Senin, 25 Juli 2011

Women Want a Man Not a Boy



One of the most important things you can do to improve your dating life is to work on becoming the best man you can be. A new book, “How to Be a Grown Up,” offers tips on how to lead a grown up life and develop life skills that will lead to success and happiness in life.
Author Stacy Kaiser says if you follow the four “C’s” you will be have success in your relationships.
Here are the four C’s, according to an article found on Today, the MSNBC.com website:
“CONSIDER your partner’s feelings, thoughts, and desires. Insist your partner consider yours as well.
COMPROMISE as often as you can. If you are both happy/satisfied, you both win. Choose a partner who is interested in compromising as well.
COMFORT your partner when he or she is in pain, even if it’s because of something you did. Your partner deserves it, because we all deserve it, and deserves it even more because you love each other. Don’t settle for a partner who can’t comfort you in return.
COMPLIMENT daily. It lifts people up, puts a smile on their faces, counteracts insecurities, makes up for the challenges they’ve had or mistakes they’ve made, and it simply feels good! Find someone who sees value in complimenting you back!”
According to Kaiser, these four C’s “integrate the importance of respect, adoration, dynamic interaction, and conflict management.”
If you remember these few tips, you increase your chances of forming a long lasting real relationship with another person. When you meet someone and you are offering them the best person you can be, you’ve already greatly increased the chance of making something a success.
The heart of a successful relationship, Kaiser says is respect.

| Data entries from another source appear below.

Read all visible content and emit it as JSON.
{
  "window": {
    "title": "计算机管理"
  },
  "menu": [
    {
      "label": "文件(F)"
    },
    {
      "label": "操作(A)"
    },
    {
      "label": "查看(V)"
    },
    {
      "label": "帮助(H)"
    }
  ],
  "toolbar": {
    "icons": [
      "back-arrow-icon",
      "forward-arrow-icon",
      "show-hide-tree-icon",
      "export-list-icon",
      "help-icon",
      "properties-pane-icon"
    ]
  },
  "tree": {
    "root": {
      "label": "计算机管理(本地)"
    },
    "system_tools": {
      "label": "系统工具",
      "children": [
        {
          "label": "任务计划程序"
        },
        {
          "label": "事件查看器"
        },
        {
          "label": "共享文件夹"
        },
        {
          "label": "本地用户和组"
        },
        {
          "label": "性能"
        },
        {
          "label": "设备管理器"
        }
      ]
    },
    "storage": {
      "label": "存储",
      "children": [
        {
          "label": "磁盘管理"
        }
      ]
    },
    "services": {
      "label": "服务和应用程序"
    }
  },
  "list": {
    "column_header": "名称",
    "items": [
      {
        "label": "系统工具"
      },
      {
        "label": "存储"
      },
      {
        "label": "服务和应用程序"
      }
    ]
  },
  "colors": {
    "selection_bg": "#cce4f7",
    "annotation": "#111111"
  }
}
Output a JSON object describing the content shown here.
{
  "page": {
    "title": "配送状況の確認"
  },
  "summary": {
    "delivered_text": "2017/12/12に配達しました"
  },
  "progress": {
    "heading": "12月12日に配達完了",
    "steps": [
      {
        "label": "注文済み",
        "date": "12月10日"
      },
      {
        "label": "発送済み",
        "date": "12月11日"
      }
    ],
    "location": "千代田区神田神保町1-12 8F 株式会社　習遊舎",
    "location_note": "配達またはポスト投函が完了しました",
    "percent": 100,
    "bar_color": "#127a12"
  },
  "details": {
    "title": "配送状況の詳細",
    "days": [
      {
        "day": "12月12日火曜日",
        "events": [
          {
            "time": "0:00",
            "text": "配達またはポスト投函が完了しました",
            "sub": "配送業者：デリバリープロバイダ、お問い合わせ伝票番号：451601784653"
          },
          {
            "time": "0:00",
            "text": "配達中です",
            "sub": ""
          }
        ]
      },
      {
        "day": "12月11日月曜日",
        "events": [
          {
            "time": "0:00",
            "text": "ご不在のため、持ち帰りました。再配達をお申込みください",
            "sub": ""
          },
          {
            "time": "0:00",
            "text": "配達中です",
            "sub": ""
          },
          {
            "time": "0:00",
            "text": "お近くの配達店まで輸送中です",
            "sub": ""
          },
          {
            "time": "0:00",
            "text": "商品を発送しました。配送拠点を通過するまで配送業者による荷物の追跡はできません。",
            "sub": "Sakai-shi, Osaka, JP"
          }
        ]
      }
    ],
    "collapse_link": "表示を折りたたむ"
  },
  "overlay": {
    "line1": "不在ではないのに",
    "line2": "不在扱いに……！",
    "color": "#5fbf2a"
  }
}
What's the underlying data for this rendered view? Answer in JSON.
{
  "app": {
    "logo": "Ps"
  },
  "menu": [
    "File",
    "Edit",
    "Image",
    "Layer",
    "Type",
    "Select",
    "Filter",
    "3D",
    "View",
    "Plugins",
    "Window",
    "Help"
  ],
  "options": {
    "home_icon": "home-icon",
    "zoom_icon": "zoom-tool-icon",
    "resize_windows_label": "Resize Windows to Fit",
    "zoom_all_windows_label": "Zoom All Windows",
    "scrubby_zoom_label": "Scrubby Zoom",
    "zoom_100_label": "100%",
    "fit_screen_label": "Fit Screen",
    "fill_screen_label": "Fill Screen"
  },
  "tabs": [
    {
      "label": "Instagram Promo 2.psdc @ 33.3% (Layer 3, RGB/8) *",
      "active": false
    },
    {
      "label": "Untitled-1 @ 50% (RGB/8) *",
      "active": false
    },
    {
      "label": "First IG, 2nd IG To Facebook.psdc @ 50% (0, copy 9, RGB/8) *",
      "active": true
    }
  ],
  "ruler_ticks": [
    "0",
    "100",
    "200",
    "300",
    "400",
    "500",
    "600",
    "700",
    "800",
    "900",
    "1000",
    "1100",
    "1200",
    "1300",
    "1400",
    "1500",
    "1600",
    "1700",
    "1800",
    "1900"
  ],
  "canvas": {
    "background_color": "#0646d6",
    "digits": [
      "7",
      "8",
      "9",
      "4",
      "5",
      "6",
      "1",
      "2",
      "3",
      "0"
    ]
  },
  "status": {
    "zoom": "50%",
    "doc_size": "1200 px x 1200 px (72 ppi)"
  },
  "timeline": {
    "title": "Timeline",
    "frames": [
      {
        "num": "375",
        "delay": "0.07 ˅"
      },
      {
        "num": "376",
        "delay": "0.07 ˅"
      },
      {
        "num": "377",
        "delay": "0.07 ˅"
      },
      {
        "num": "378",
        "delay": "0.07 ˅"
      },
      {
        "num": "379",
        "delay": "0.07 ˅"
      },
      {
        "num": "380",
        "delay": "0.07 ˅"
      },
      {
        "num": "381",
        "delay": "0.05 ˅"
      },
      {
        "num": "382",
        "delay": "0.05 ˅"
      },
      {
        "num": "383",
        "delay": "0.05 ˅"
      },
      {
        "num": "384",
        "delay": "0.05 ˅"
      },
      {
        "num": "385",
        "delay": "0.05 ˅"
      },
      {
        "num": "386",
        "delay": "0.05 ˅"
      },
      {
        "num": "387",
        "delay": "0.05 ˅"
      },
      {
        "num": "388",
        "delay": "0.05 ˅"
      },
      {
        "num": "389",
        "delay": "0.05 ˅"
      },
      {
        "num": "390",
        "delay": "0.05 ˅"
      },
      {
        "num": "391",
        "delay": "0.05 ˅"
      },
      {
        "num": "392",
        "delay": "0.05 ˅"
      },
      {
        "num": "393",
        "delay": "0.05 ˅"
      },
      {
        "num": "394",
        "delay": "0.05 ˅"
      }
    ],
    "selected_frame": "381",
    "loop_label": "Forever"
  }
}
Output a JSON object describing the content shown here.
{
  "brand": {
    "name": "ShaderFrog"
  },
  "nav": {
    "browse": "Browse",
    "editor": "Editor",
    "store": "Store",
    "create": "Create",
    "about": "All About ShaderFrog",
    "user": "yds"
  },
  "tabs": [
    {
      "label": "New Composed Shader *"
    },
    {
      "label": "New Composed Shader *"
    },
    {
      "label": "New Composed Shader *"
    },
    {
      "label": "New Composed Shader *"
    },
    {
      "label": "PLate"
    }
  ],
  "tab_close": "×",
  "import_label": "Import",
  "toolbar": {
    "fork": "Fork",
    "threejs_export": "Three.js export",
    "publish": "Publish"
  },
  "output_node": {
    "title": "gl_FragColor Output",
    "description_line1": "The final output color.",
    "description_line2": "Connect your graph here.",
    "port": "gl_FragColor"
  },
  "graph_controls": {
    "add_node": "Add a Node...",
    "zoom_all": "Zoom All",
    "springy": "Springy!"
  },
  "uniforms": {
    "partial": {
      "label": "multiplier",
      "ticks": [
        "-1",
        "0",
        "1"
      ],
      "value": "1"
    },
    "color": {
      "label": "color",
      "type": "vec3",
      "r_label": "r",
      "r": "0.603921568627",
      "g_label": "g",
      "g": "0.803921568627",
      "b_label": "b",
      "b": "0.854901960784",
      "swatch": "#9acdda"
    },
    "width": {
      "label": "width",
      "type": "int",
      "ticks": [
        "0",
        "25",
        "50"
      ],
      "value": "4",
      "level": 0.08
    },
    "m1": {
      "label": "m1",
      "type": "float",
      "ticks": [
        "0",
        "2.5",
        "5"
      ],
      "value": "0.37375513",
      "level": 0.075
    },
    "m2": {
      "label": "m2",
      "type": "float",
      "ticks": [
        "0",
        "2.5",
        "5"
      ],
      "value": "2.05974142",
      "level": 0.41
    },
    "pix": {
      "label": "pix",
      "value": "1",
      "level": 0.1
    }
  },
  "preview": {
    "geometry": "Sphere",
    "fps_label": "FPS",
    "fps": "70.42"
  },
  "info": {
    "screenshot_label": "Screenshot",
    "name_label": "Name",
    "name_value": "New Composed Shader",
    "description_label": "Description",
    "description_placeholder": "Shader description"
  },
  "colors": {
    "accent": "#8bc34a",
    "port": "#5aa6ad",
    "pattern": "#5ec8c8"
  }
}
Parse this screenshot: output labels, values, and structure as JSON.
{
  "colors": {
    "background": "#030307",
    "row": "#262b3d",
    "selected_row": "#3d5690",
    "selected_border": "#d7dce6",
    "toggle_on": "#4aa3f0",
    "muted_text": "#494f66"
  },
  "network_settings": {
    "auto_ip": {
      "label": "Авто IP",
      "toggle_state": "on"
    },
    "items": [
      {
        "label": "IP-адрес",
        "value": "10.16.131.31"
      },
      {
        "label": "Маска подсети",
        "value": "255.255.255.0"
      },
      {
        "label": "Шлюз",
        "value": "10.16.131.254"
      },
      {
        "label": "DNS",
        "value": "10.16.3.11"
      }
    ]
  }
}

“It’s all about respect,” she writes on the website. “To me, any successful intimate relationship is built on a foundation of respect. If you respect the person, you will always consider his feelings and needs, and you will know that he will do the same for you.
A grown up is looking for someone who understands the value of respect and shows it to his or her family, coworkers, and romantic partner. When people are disrespectful to any of these others, there will come a day, no matter how fabulous they are to you now, when they will not respect you. If you are in a relationship now, or are seeking a relationship, the number one question to ask yourself is: Do we have a strong foundation of respect?”
The book is very optimistic and Kaiser says the goal is a real, lasting grown up relationship:
“My whole point in writing this book is to encourage you. To make you want to behave in a grown-up way, because the rewards are so worth it, and to give you some tools to set you on the right path in every area! Like everything else we’ve discussed so far in this book, the skills to navigate intimate relationships can be learned, no matter how dismal your romantic history. It is not too late to change, grow, and learn.”